Sunday, October 28, 2007

MUDs: Tech Review 3

As early gaming environments, MUDs have been studied by media researchers and social psychologists since the 1980s. However, as the dungeons and forests of the MUDs were translated from words into 3-D images, such text-based fantasy games were rarely mentioned with their value in education.

The following is my review of this game using three criteria: Teacher Preparation, Class Size, Learner Engagement, and Infrastructure.

1. Teacher Preparation: MUDs were originally designed as a kind of "adult narrative pleasure that involves the sustained collaborative writing of stories that are mixtures of the narrated and the dramatized and that are not meant to be watched or listened to but shared by the players as an alternate reality they all live in together." It's not hard for teachers themselves to get used to such games. However, they may need to figure out how to convert this "adult narrative pleasure" into "kids' narrative pleasure." MUDs used to be considered as intensely "evocative" environments for fantasy play that allow people to create and sustain elaborate fictional personas over long periods of time. But does this remain the same as of today? If not, how can teachers be prepared to engage their students in such "old" environments?

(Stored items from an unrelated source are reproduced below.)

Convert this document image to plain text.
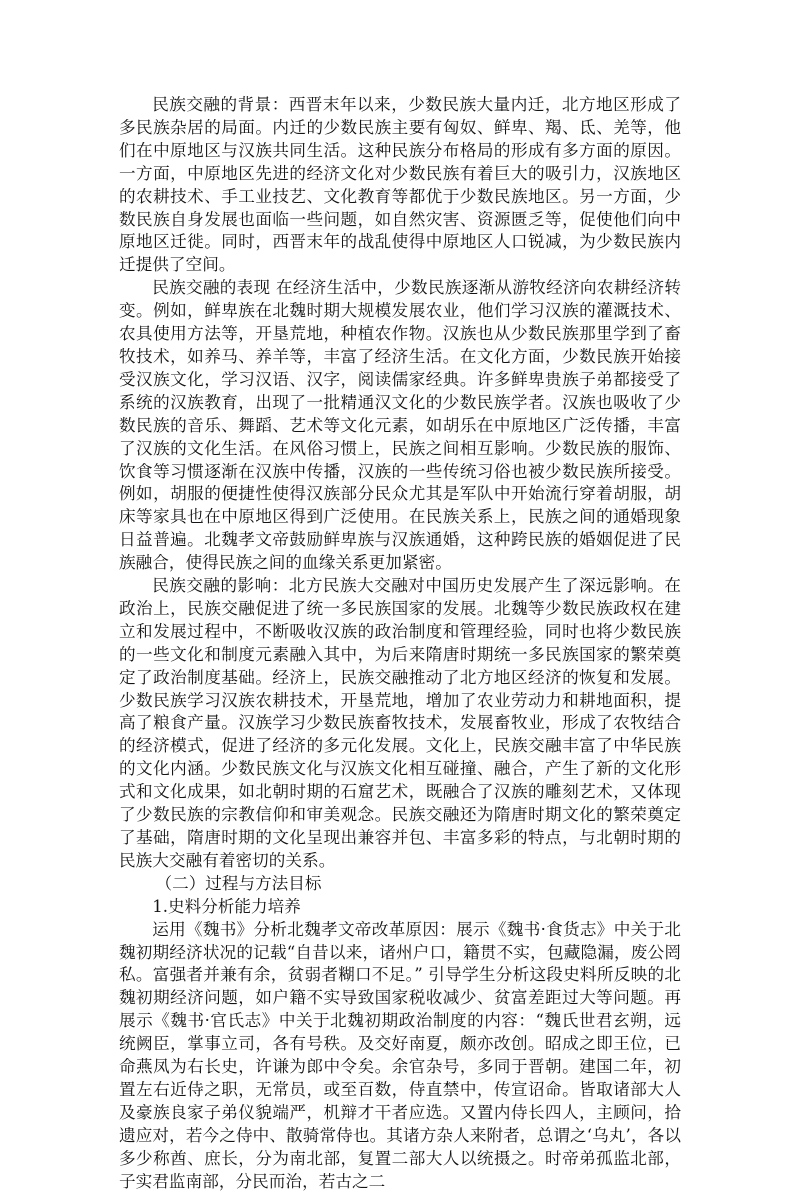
民族交融的背景：西晋末年以来，少数民族大量内迁，北方地区形成了多民族杂居的局面。内迁的少数民族主要有匈奴、鲜卑、羯、氐、羌等，他们在中原地区与汉族共同生活。这种民族分布格局的形成有多方面的原因。一方面，中原地区先进的经济文化对少数民族有着巨大的吸引力，汉族地区的农耕技术、手工业技艺、文化教育等都优于少数民族地区。另一方面，少数民族自身发展也面临一些问题，如自然灾害、资源匮乏等，促使他们向中原地区迁徙。同时，西晋末年的战乱使得中原地区人口锐减，为少数民族内迁提供了空间。

民族交融的表现 在经济生活中，少数民族逐渐从游牧经济向农耕经济转变。例如，鲜卑族在北魏时期大规模发展农业，他们学习汉族的灌溉技术、农具使用方法等，开垦荒地，种植农作物。汉族也从少数民族那里学到了畜牧技术，如养马、养羊等，丰富了经济生活。在文化方面，少数民族开始接受汉族文化，学习汉语、汉字，阅读儒家经典。许多鲜卑贵族子弟都接受了系统的汉族教育，出现了一批精通汉文化的少数民族学者。汉族也吸收了少数民族的音乐、舞蹈、艺术等文化元素，如胡乐在中原地区广泛传播，丰富了汉族的文化生活。在风俗习惯上，民族之间相互影响。少数民族的服饰、饮食等习惯逐渐在汉族中传播，汉族的一些传统习俗也被少数民族所接受。例如，胡服的便捷性使得汉族部分民众尤其是军队中开始流行穿着胡服，胡床等家具也在中原地区得到广泛使用。在民族关系上，民族之间的通婚现象日益普遍。北魏孝文帝鼓励鲜卑族与汉族通婚，这种跨民族的婚姻促进了民族融合，使得民族之间的血缘关系更加紧密。

民族交融的影响：北方民族大交融对中国历史发展产生了深远影响。在政治上，民族交融促进了统一多民族国家的发展。北魏等少数民族政权在建立和发展过程中，不断吸收汉族的政治制度和管理经验，同时也将少数民族的一些文化和制度元素融入其中，为后来隋唐时期统一多民族国家的繁荣奠定了政治制度基础。经济上，民族交融推动了北方地区经济的恢复和发展。少数民族学习汉族农耕技术，开垦荒地，增加了农业劳动力和耕地面积，提高了粮食产量。汉族学习少数民族畜牧技术，发展畜牧业，形成了农牧结合的经济模式，促进了经济的多元化发展。文化上，民族交融丰富了中华民族的文化内涵。少数民族文化与汉族文化相互碰撞、融合，产生了新的文化形式和文化成果，如北朝时期的石窟艺术，既融合了汉族的雕刻艺术，又体现了少数民族的宗教信仰和审美观念。民族交融还为隋唐时期文化的繁荣奠定了基础，隋唐时期的文化呈现出兼容并包、丰富多彩的特点，与北朝时期的民族大交融有着密切的关系。

（二）过程与方法目标

1.史料分析能力培养

运用《魏书》分析北魏孝文帝改革原因：展示《魏书·食货志》中关于北魏初期经济状况的记载“自昔以来，诸州户口，籍贯不实，包藏隐漏，废公罔私。富强者并兼有余，贫弱者糊口不足。” 引导学生分析这段史料所反映的北魏初期经济问题，如户籍不实导致国家税收减少、贫富差距过大等问题。再展示《魏书·官氏志》中关于北魏初期政治制度的内容：“魏氏世君玄朔，远统阙臣，掌事立司，各有号秩。及交好南夏，颇亦改创。昭成之即王位，已命燕凤为右长史，许谦为郎中令矣。余官杂号，多同于晋朝。建国二年，初置左右近侍之职，无常员，或至百数，侍直禁中，传宣诏命。皆取诸部大人及豪族良家子弟仪貌端严，机辩才干者应选。又置内侍长四人，主顾问，拾遗应对，若今之侍中、散骑常侍也。其诸方杂人来附者，总谓之‘乌丸’，各以多少称酋、庶长，分为南北部，复置二部大人以统摄之。时帝弟孤监北部，子实君监南部，分民而治，若古之二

2. Class Size: There should be no class size limits since MUDs support multi-user domains. The only possible constraint might be students' access to computers with Internet connection.

3. Learner Engagement: As text-based fantasy games, playing MUDs requires a comparatively high level of reading and writing skills. So this game genre would be more suitable for high school English class.

4. Infrastructure: MUDs are highly expandable.